In 2014, she started Genero, an audio project/label that focuses on the distribution and greater representation of women and non-binary artists in the sound realm. Subsequently in 2017, she co-founded CURRENT “Feminist Electronic Art Symposium”, a multidisciplinary, intersectional music and electronic art symposium working with women, non-binary, and BIPOC artists in Vancouver and beyond.

She understands the woven structure as the continuation of our social gesture, where a thread cannot sustain itself in space, nor can two of them. It is a community of interconnected threads that creates material and the relationships between them that create space. Therefore, most of her work is based on the relationship of the woven structure with sound, and the interconnected ever-changing spaces that they create.

Soledad was the recipient of New Artist Society Full Merit Scholarship at School of the Art Institute of Chicago, The City of Vancouver Mayor’s Arts Award for Emerging Artist in Craft and Design, and The Emily Carr President’s Media Award – Installation/Interactive Media.

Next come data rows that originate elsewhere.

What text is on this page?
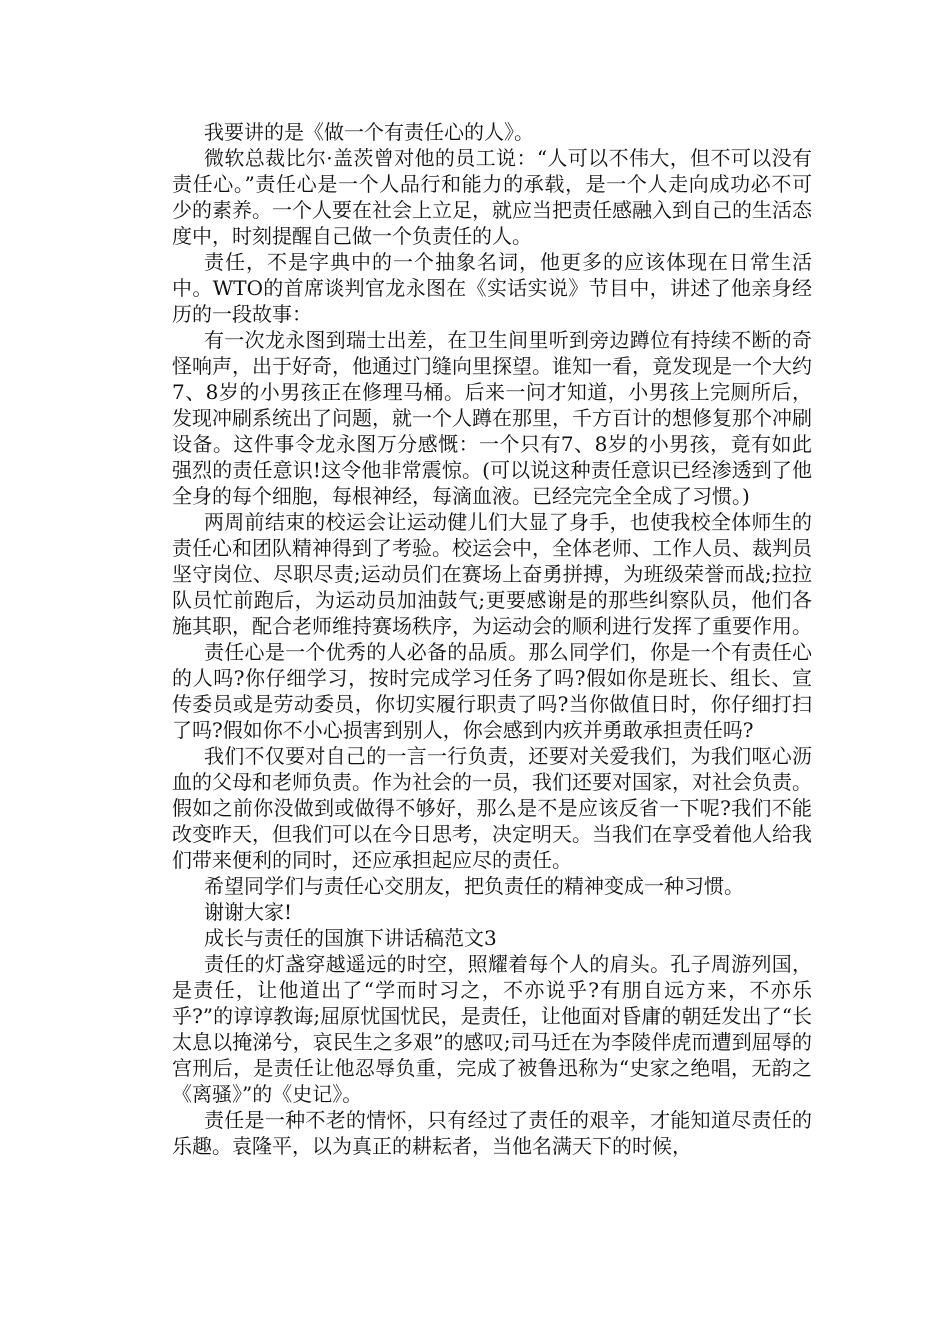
我要讲的是《做一个有责任心的人》。

微软总裁比尔·盖茨曾对他的员工说：“人可以不伟大，但不可以没有责任心。”责任心是一个人品行和能力的承载，是一个人走向成功必不可少的素养。一个人要在社会上立足，就应当把责任感融入到自己的生活态度中，时刻提醒自己做一个负责任的人。

责任，不是字典中的一个抽象名词，他更多的应该体现在日常生活中。WTO的首席谈判官龙永图在《实话实说》节目中，讲述了他亲身经历的一段故事：

有一次龙永图到瑞士出差，在卫生间里听到旁边蹲位有持续不断的奇怪响声，出于好奇，他通过门缝向里探望。谁知一看，竟发现是一个大约7、8岁的小男孩正在修理马桶。后来一问才知道，小男孩上完厕所后，发现冲刷系统出了问题，就一个人蹲在那里，千方百计的想修复那个冲刷设备。这件事令龙永图万分感慨：一个只有7、8岁的小男孩，竟有如此强烈的责任意识!这令他非常震惊。(可以说这种责任意识已经渗透到了他全身的每个细胞，每根神经，每滴血液。已经完完全全成了习惯。)

两周前结束的校运会让运动健儿们大显了身手，也使我校全体师生的责任心和团队精神得到了考验。校运会中，全体老师、工作人员、裁判员坚守岗位、尽职尽责;运动员们在赛场上奋勇拼搏，为班级荣誉而战;拉拉队员忙前跑后，为运动员加油鼓气;更要感谢是的那些纠察队员，他们各施其职，配合老师维持赛场秩序，为运动会的顺利进行发挥了重要作用。

责任心是一个优秀的人必备的品质。那么同学们，你是一个有责任心的人吗?你仔细学习，按时完成学习任务了吗?假如你是班长、组长、宣传委员或是劳动委员，你切实履行职责了吗?当你做值日时，你仔细打扫了吗?假如你不小心损害到别人，你会感到内疚并勇敢承担责任吗?

我们不仅要对自己的一言一行负责，还要对关爱我们，为我们呕心沥血的父母和老师负责。作为社会的一员，我们还要对国家，对社会负责。假如之前你没做到或做得不够好，那么是不是应该反省一下呢?我们不能改变昨天，但我们可以在今日思考，决定明天。当我们在享受着他人给我们带来便利的同时，还应承担起应尽的责任。

希望同学们与责任心交朋友，把负责任的精神变成一种习惯。

谢谢大家!

成长与责任的国旗下讲话稿范文3

责任的灯盏穿越遥远的时空，照耀着每个人的肩头。孔子周游列国，是责任，让他道出了“学而时习之，不亦说乎?有朋自远方来，不亦乐乎?”的谆谆教诲;屈原忧国忧民，是责任，让他面对昏庸的朝廷发出了“长太息以掩涕兮，哀民生之多艰”的感叹;司马迁在为李陵伴虎而遭到屈辱的宫刑后，是责任让他忍辱负重，完成了被鲁迅称为“史家之绝唱，无韵之《离骚》”的《史记》。

责任是一种不老的情怀，只有经过了责任的艰辛，才能知道尽责任的乐趣。袁隆平，以为真正的耕耘者，当他名满天下的时候，
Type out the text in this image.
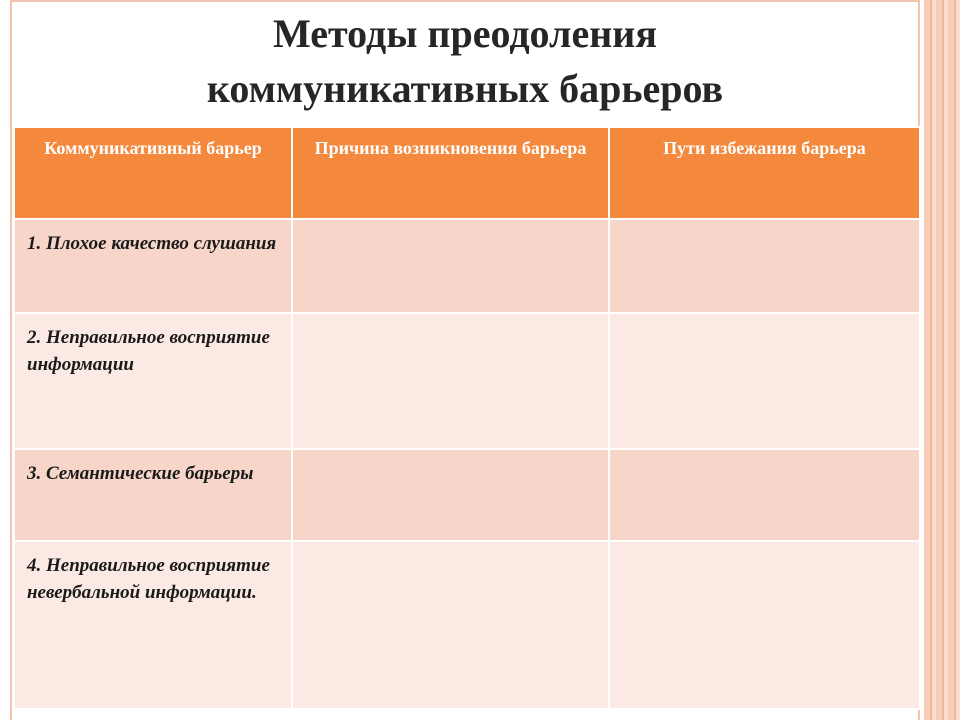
Методы преодоления
коммуникативных барьеров
Коммуникативный барьер	Причина возникновения барьера	Пути избежания барьера
1. Плохое качество слушания		
2. Неправильное восприятие информации		
3. Семантические барьеры		
4. Неправильное восприятие невербальной информации.		
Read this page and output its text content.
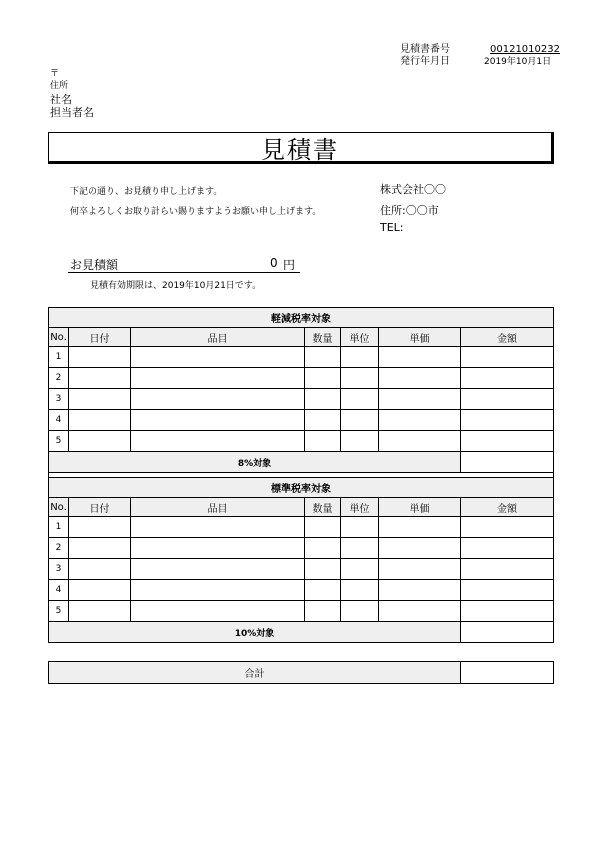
見積書番号	00121010232
発行年月日	2019年10月1日
〒
住所
社名
担当者名
見積書
下記の通り、お見積り申し上げます。
何卒よろしくお取り計らい賜りますようお願い申し上げます。
株式会社〇〇
住所:〇〇市
TEL:
お見積額	0 円
見積有効期限は、2019年10月21日です。
軽減税率対象						
No.	日付	品目	数量	単位	単価	金額
1						
2						
3						
4						
5						
8%対象						

標準税率対象						
No.	日付	品目	数量	単位	単価	金額
1						
2						
3						
4						
5						
10%対象						
合計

Devon Pryce is an artist currently based in Toronto. He completed his BFA in Drawing and Painting from OCAD University. Devon’s work incorporates painting, digital concepts, and cinematic themes. His work explores issues of anxiety, the mundane and displacement. Devon is interested in the mechanisms humans use to manipulate their surroundings, and the influence that those measures have on the psyche. His paintings involve experimental renderings of people, places and objects that carry cognitive weight, and are rendered using a thin application of oil paint that allows for an atmospheric and watery quality in the painting. By a process that often crosses digital media with oil painting, the narrative subject matter exists in a balanced space between fabrication and reality.

Josi Smit is an artist and writer who works in sculpture, installation, photography, and text. Smit’s work considers how nostalgia and desire orient us, the intimacies we form with objects and spaces, and how subversion can emerge from tenderness and fantasy. They hold a BFA in Sculpture/Installation from OCAD University, and have exhibited at Xpace Cultural Centre, Toronto; Arsenal Contemporary, Toronto; Angell Gallery, Toronto; Zalucky Contemporary, Toronto; The Roundtable Residency, Toronto; and Art Mûr, Montreal. Her current projects, which engage 1970s disco as both a cultural movement and a family heritage, have been produced with the support of the Canada Council for the Arts.

 

The exhibition continues until March 18, 2023

Masks are appreciated in the gallery. If you are feeling unwell, or are exhibiting any symptoms of Covid-19, please refrain from visiting the gallery. Thank you for your cooperation.